The Army STARRS research is continuing and expanding through follow-on awards called the Study to Assess Risk and Resilience in Servicemembers - Longitudinal Study (STARRS-LS). STARRS-LS, which began when the original Army STARRS award ended in 2015 and continues to this day, is a DoD-funded long-term research project that is continuing and further enhancing the Army STARRS research. The major research activities of STARRS-LS include:
- Continuing to use the STARRS platforms, systems, and data to conduct further analyses, derive further findings, and extract additional value from Army STARRS
- Extending, expanding, and enhancing the STARRS data by obtaining additional Army/DoD administrative data for 2010 to as close to the current data as possible, and designing and conducting a longitudinal follow-up study of a representative sample of approximately 15,000 soldiers selected from the Army STARRS participants
- Analyzing the STARRS-LS follow-up data, and the more current Army/DoD administrative data, in conjunction with the baseline Army STARRS data, to follow soldiers throughout their Army careers and through their transition to civilian life, for those soldiers who separate from military service.
- Working with the Center for Military Precision Health (CMPH) team at USU to generate and analyze whole genome sequencing data using DNA from tens of thousands of soldiers who participated in the Army STARRS research project.

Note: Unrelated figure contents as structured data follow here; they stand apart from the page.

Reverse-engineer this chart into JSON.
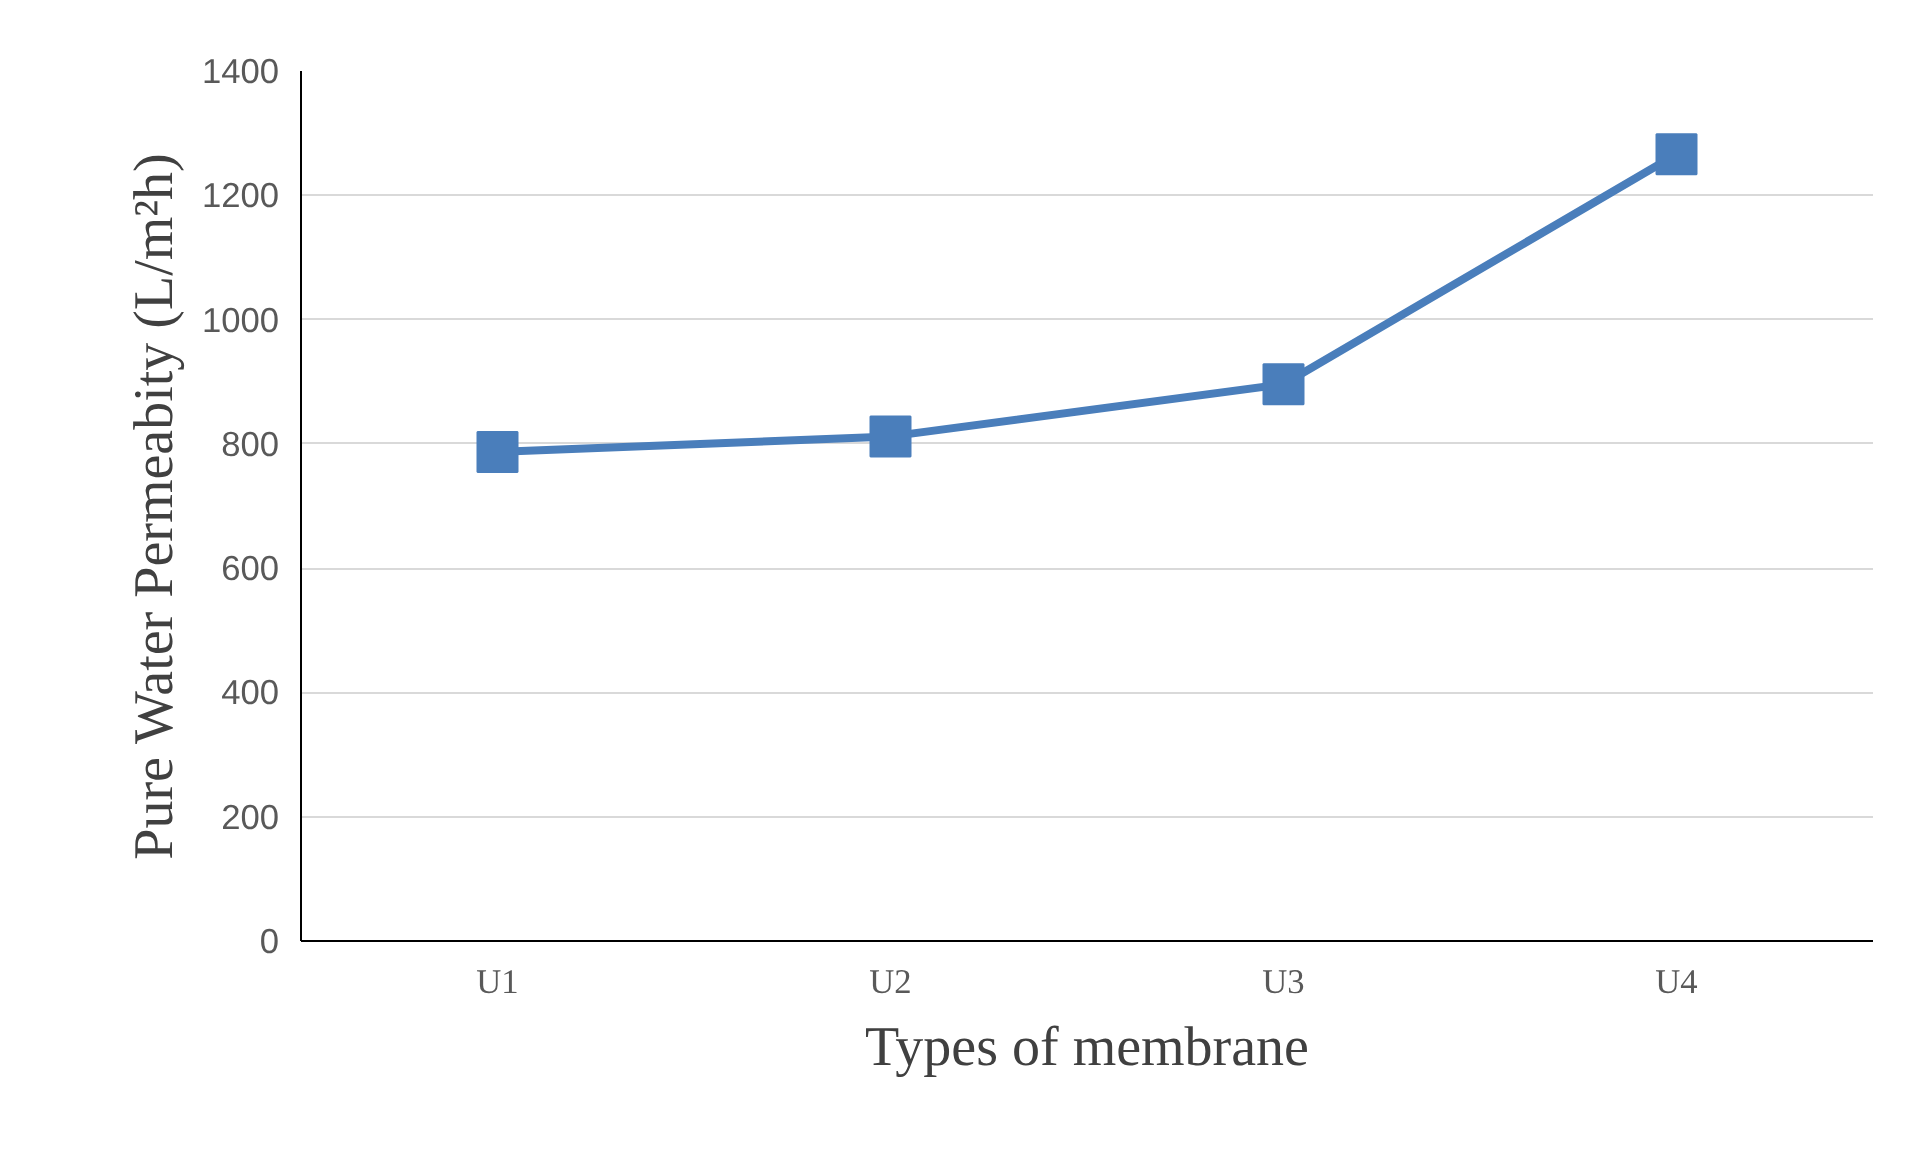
{
  "chart_data": {
    "type": "line",
    "xlabel": "Types of membrane",
    "ylabel": "Pure Water Permeabity (L/m²h)",
    "categories": [
      "U1",
      "U2",
      "U3",
      "U4"
    ],
    "series": [
      {
        "color": "#4a7ebb",
        "values": [
          787,
          812,
          896,
          1266
        ]
      }
    ],
    "ylim": [
      0,
      1400
    ],
    "yticks": [
      0,
      200,
      400,
      600,
      800,
      1000,
      1200,
      1400
    ],
    "grid": "y",
    "marker": "square",
    "line_style": "solid"
  }
}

The Army STARRS and STARRS-LS projects have the potential to make significant contributions to the field of military mental health. The continuing analyses of the data from both the Army STARRS project and the STARRS-LS project will help to improve our understanding of the mental health of soldiers and identify new ways to prevent and treat mental health problems. The project will also help to develop new personalized therapeutic options for soldiers, which could have a major impact on the lives of both soldiers and their families.
THE MAJOR RESEARCH ACTIVITIES OF STARRS-LS
- Continue using the STARRS platforms, systems and data to conduct further analyses, derive further findings, and extract additional value from Army STARRS; and
- Extend, expand, and enhance the STARRS data by obtaining additional Army/DoD administrative data for 2010 to 2015 and designing and conducting a longitudinal follow-up study of a subset of more than 50,000 Army STARRS participants.
Department is working with the Center for Military Precision Health (CMPH) team at USU to perform whole genome sequencing of DNA from tens of thousands of Soldiers who participated in the STARRS research project. This has the potential to transform patient care by producing actionable personalized medicine to generate novel personalized therapeutic options that impact both civilian and military lives.